Who We Are
how: Providing the Bible in Sign Language Videos
our mission is to provide
our vision
our core values
God's Word in Every Sign Language
our mission is to provide
God's Word in Every Sign Language
our vision
Vision is to create local, sustainable, Great Commission initiatives among the Deaf to reveal the hope of the Gospel so that every Deaf person has the opportunity to receive, experience, and share it.
our core values
god first
deaf centric
servant hearted
why are the deaf one of the most unreached and unengaged people groups?
Throughout history, Deaf people have been shunned or cast out of hearing communities. During the time of Greek philosophers Aristotle and Socrates, Deaf people were thought to have no intelligence. During Hitler’s reign, Deaf people were tested and tormented in science experiments. In the United States during the 1800s, certain groups tried to pass laws to prevent Deaf people from marrying and having children. Even within the last century, Deaf people have been forced into orality and the use of signed systems that represent spoken languages, instead of being allowed the freedom to use their native sign language.

In 1960, William Stokoe, an English professor at Gallaudet University, began researching and writing about signed languages.

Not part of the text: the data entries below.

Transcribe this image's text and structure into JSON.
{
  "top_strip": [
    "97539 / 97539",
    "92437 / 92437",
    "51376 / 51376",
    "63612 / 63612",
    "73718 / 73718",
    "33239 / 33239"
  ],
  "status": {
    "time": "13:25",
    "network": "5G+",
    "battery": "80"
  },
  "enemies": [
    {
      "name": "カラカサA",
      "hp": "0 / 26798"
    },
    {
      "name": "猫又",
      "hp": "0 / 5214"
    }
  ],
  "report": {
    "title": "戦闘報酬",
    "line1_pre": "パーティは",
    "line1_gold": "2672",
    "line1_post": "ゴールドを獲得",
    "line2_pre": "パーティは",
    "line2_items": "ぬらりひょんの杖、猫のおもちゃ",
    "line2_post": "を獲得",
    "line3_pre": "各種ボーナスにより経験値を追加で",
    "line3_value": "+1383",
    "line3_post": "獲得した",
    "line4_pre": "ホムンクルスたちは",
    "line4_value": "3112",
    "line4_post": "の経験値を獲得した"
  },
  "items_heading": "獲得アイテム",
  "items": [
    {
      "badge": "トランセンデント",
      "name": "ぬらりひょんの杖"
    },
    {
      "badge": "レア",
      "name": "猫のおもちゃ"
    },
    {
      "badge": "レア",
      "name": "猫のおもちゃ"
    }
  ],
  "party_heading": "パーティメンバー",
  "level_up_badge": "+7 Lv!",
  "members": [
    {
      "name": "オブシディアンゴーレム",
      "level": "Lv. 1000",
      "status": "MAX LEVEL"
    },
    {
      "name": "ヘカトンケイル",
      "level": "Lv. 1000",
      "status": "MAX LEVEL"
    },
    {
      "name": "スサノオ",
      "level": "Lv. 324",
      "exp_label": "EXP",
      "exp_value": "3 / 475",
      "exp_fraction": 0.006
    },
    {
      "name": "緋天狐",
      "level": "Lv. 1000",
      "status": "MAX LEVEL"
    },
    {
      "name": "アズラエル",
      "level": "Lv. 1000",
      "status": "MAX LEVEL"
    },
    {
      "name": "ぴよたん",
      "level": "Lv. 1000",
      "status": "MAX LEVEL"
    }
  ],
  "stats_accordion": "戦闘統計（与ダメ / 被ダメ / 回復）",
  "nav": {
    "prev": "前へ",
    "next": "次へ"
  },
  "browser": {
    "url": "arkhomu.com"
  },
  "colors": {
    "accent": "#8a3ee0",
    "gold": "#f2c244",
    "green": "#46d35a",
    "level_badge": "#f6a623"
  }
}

For the first time, signed languages became recognized as full fledged, living languages, independent of spoken languages.

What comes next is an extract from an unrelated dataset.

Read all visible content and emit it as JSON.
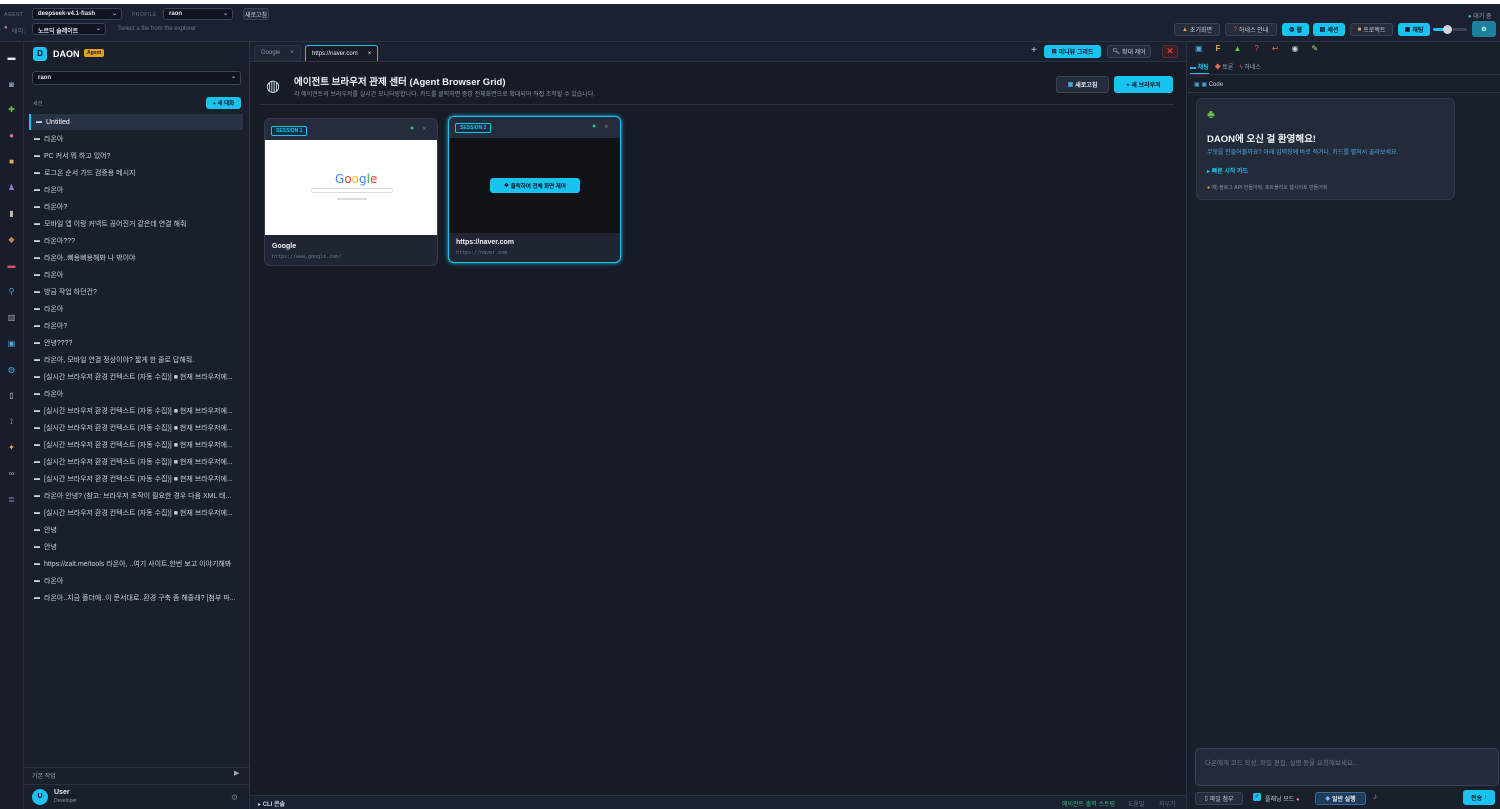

The work of translating the Bible into other languages has been around for centuries. For example, the English Bible was translated in the 1500s. Yet, not one of the world’s 400+ known sign languages has a full Bible translation yet.

The historical mistreatment of the Deaf, the recent recognition of sign languages as unique and distinct languages, and the stark reality that no full Bible translation exists in any sign language yet—these reasons, and more, all contribute to the Deaf being one of the last and most unreached and unengaged people groups with the Gospel.

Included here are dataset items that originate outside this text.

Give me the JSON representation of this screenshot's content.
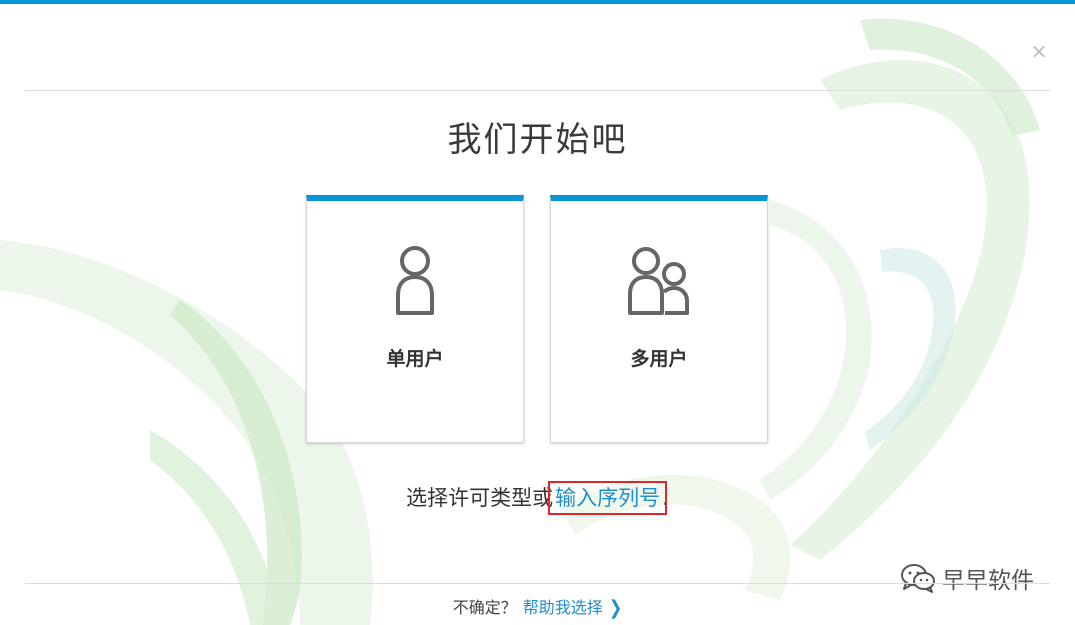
{
  "window": {
    "close_symbol": "×",
    "accent": "#0696d7"
  },
  "header": {
    "title": "我们开始吧"
  },
  "cards": [
    {
      "label": "单用户",
      "icon": "single-user-icon"
    },
    {
      "label": "多用户",
      "icon": "multi-user-icon"
    }
  ],
  "choose": {
    "prefix": "选择许可类型或",
    "serial_link": "输入序列号",
    "suffix": "."
  },
  "help": {
    "question": "不确定？",
    "link": "帮助我选择",
    "chevron": "❯"
  },
  "watermark": {
    "text": "早早软件",
    "icon": "wechat-icon"
  },
  "colors": {
    "link": "#1f8fcb",
    "highlight_box": "#e0262b"
  }
}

what are the major differences between spoken and signed languages?
Communication is a basic human need. Language is the primary way to communicate, but its expression is different between the hearing and Deaf communities. Spoken languages are expressed through oral and aural means—with the voice and heard by the ears. Signed languages are expressed gesturally and visually—by the hands and face and seen by the eyes.

Sign languages are not derivatives nor are they “simplified” versions of a spoken language. They contain structures and processes different from what spoken languages use. A prime example of this is American Sign Language. It is not English. It is its own distinct language.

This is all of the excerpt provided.